I fully understand that. It is a choice of having your state variable mark what the current range is "less than", or "less than or equal to". Hence the choice of having your intial value be "0x00" or "0xFF" with different implications for the "unnamed bits". This doesn't change the fact that they don't renormalize when they can.
Andreas Naive wrote:
A<=0x80 && A!=0x00
A can *never* be less than 0x80-0x5a=0x26 but in the initialization.
Yes, because of their choice to renormalize only when A < 0x80, instead of renormalizing whenever possible (which would be "top" < 0x80 or equivalently "A<=0x80 && A!=0x00").

The compresion would be more efficient if they actually multiplied by the probabilities (true arithmetic compression), but instead we are of course making the approximation: range * prob ~= prob. The further the range gets from 0000.... to FFFF... the worse this approximation becomes.

So I don't understand why not renormalizing whenever possible wouldn't be considered a small error.
Andreas Naive wrote:...by shifting a bit when A's MSb is 0 they try to maintain the interval length in the [0.75-1.5] range.
Wait what? What is giving 1.5?


Ahhhh! I finally get it now.
I was considering the $80 as 0.5, and the probability values just down sized a bit to alleviate the fact that we are in the range 0.5 - 1.0 all the time.

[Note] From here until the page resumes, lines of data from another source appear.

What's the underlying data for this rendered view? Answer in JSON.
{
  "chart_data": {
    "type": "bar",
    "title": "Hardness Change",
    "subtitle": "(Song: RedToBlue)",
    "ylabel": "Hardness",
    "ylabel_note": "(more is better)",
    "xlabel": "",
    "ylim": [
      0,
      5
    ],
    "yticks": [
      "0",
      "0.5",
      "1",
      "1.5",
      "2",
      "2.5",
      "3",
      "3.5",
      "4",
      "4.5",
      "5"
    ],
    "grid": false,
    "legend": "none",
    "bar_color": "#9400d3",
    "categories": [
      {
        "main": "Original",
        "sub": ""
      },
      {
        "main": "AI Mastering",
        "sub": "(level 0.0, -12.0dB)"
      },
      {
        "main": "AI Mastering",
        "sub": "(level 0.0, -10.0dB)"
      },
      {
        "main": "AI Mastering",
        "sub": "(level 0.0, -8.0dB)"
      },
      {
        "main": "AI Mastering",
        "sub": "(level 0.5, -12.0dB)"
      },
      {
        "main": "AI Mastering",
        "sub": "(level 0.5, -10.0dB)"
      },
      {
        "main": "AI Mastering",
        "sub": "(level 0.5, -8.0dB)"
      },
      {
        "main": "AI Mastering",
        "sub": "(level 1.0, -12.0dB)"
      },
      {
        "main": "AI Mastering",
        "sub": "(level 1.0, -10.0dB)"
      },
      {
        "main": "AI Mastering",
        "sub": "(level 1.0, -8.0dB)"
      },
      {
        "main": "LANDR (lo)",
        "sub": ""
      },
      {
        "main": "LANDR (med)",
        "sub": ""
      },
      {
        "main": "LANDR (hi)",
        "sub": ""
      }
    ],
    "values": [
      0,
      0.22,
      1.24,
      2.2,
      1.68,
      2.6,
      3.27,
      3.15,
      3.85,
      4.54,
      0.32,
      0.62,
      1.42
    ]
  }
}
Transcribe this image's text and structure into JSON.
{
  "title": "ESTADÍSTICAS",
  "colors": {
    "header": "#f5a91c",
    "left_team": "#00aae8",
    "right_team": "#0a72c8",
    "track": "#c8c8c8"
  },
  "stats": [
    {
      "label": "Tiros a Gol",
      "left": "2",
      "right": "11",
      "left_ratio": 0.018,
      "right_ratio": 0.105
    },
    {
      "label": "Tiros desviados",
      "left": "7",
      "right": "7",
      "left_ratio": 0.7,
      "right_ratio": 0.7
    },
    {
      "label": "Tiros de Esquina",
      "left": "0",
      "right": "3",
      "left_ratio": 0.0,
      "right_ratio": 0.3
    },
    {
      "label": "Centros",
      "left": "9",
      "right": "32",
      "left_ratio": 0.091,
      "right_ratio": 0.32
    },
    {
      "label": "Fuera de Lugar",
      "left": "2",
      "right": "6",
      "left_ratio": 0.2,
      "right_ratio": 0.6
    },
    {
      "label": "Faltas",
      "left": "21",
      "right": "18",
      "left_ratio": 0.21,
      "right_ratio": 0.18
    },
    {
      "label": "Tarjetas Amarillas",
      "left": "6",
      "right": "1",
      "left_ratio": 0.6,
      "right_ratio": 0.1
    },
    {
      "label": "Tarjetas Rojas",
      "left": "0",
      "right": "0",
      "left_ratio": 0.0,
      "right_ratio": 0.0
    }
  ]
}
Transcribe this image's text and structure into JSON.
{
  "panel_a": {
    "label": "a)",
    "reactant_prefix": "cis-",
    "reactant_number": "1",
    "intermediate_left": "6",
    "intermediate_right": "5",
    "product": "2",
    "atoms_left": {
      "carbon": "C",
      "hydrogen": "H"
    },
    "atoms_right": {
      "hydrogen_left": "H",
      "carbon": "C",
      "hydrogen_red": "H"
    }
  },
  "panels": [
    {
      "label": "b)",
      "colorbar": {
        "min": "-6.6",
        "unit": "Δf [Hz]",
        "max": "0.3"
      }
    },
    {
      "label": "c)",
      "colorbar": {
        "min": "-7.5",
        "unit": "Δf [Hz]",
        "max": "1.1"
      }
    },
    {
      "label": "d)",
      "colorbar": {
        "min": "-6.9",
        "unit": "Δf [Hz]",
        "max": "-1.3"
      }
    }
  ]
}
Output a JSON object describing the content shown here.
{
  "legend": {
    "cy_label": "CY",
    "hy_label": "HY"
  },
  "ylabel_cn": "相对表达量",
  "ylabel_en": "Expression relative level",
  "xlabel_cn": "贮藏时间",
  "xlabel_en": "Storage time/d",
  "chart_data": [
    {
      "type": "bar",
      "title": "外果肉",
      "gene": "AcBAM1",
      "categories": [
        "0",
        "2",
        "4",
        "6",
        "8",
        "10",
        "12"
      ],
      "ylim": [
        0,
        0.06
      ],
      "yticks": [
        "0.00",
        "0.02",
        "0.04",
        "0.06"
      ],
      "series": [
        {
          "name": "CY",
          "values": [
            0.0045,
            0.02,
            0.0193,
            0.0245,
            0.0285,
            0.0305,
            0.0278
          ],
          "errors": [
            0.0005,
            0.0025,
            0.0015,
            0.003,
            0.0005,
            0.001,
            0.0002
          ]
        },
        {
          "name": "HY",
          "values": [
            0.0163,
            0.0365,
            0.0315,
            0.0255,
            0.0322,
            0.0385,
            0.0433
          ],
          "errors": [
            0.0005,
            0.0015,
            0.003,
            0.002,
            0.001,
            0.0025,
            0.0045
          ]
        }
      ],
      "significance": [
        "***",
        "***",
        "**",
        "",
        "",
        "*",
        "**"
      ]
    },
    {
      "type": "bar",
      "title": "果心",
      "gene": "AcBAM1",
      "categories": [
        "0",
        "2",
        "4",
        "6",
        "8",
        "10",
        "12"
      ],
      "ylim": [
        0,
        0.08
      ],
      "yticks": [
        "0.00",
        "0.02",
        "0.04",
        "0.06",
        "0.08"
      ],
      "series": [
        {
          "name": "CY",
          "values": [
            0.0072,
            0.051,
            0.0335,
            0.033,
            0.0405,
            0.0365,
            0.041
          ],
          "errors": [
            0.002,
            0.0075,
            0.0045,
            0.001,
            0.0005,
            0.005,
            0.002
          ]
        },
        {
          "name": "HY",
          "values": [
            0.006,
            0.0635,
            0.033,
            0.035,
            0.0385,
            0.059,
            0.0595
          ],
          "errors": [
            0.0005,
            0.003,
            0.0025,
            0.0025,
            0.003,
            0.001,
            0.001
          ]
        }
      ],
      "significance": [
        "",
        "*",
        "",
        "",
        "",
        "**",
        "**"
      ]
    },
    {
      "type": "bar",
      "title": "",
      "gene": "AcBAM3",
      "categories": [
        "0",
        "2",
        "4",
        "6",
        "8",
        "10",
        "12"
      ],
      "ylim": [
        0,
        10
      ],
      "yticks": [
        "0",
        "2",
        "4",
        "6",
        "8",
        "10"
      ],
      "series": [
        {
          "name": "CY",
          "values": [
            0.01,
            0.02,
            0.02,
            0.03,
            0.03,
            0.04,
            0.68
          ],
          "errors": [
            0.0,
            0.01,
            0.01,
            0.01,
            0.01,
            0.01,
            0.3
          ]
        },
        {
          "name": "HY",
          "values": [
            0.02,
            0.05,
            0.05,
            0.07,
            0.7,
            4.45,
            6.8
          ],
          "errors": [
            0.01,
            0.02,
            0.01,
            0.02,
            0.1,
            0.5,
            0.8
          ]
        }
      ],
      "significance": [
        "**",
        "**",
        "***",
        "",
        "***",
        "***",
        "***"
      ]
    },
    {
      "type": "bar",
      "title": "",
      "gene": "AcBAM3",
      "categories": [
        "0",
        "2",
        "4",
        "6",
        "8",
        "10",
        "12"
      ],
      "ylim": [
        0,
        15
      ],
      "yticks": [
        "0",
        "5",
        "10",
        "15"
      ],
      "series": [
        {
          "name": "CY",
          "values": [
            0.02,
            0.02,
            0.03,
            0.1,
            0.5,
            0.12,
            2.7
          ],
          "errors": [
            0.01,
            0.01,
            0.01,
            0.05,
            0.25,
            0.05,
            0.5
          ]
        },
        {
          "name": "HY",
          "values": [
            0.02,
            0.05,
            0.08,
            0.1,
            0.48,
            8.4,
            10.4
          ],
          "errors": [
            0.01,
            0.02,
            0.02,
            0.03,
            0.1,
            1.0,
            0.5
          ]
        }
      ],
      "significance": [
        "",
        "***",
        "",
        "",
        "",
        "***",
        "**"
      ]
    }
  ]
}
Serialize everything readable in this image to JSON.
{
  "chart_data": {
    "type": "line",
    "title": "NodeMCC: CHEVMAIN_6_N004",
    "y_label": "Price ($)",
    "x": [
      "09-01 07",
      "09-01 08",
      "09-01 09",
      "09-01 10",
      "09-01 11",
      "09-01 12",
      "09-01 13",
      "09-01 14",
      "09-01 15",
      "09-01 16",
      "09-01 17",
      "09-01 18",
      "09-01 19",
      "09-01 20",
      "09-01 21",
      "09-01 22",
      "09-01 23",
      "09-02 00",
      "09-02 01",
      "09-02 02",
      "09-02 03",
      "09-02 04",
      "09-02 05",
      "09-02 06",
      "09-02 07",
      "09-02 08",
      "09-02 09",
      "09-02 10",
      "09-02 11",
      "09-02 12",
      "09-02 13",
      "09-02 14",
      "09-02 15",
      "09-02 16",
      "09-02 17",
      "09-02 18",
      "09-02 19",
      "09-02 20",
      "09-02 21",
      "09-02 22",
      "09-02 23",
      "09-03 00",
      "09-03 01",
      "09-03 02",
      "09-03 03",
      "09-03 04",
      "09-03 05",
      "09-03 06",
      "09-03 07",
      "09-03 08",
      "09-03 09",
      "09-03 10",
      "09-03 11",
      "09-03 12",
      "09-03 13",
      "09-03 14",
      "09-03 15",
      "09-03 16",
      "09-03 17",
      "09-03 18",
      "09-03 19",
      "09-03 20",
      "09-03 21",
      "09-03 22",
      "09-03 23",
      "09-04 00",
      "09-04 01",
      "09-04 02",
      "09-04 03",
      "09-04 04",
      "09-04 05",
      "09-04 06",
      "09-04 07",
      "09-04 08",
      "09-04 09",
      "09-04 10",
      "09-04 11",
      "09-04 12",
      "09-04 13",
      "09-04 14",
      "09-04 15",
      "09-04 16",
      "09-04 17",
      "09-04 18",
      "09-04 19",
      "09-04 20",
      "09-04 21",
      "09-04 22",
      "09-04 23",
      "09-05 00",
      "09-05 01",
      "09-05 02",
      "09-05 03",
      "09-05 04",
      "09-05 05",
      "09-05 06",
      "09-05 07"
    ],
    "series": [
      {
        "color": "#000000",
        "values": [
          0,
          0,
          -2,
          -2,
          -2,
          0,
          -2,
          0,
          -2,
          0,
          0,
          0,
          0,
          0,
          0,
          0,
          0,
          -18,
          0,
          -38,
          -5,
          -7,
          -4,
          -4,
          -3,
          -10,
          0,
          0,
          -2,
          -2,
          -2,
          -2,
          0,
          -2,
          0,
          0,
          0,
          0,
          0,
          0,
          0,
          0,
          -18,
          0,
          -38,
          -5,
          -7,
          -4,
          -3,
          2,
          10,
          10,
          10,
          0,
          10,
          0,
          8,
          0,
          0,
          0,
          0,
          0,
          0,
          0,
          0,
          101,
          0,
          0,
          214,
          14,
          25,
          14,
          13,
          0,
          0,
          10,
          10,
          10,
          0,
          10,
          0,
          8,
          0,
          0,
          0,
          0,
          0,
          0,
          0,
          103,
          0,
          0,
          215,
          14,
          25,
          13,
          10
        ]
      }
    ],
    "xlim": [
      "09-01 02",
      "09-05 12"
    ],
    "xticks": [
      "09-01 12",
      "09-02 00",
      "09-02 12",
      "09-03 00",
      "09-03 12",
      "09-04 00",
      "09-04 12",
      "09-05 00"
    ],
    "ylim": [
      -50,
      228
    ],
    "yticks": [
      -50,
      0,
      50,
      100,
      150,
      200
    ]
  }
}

Instead you are suggesting we consider something like 0xAA = 1.0 (so the initial range is called 1.5 and the we always try to 'renormalize' to keep the range in $80-$FF ~ 0.75 - 1.5). While the result (the "black box") is the same, this interpretation does make much more sense. For now the discretation errors can appear more "balanced" as we can be above and below the optimal value... and now it makes it easier to understand and interpret $5A as roughly 50%.

Now I also understand your complaint about my calling the lack of renormalization of 0000....7FFF an error, for the prob values were calculated such that they actually work slightly better at this extreme than at the "1.5" extreme.

Thank you for taking the time to prod me a bit more with that. I definitely learned more by finally thinking that through the rest of the way. Makes good sense. Thanks.

EDIT: Oh, I see you clarified now.

Posted: Wed Jul 16, 2008 3:59 am
by Andreas Naive
Instead you are suggesting we consider something like 0xAA = 1.0 (so the initial range is called 1.5 and the we always try to 'renormalize' to keep the range in $80-$FF ~ 0.75 - 1.5). While the result (the "black box") is the same, this interpretation does make much more sense. For now the discretation errors can appear more "balanced" as we can be above and below the optimal value... and now it makes it easier to understand and interpret $5A as roughly 50%.
Exactly. I'm not only suggesting it. It is clearly described in IBM's documents.
The representation for 1 is 0xaaaaaaaaa... If they use 0x5a instead 0x 0x55 (as an aproximation to 0x55555555...) is because they applied a probability estimation technique over real data based on Markov chain to adjust those values.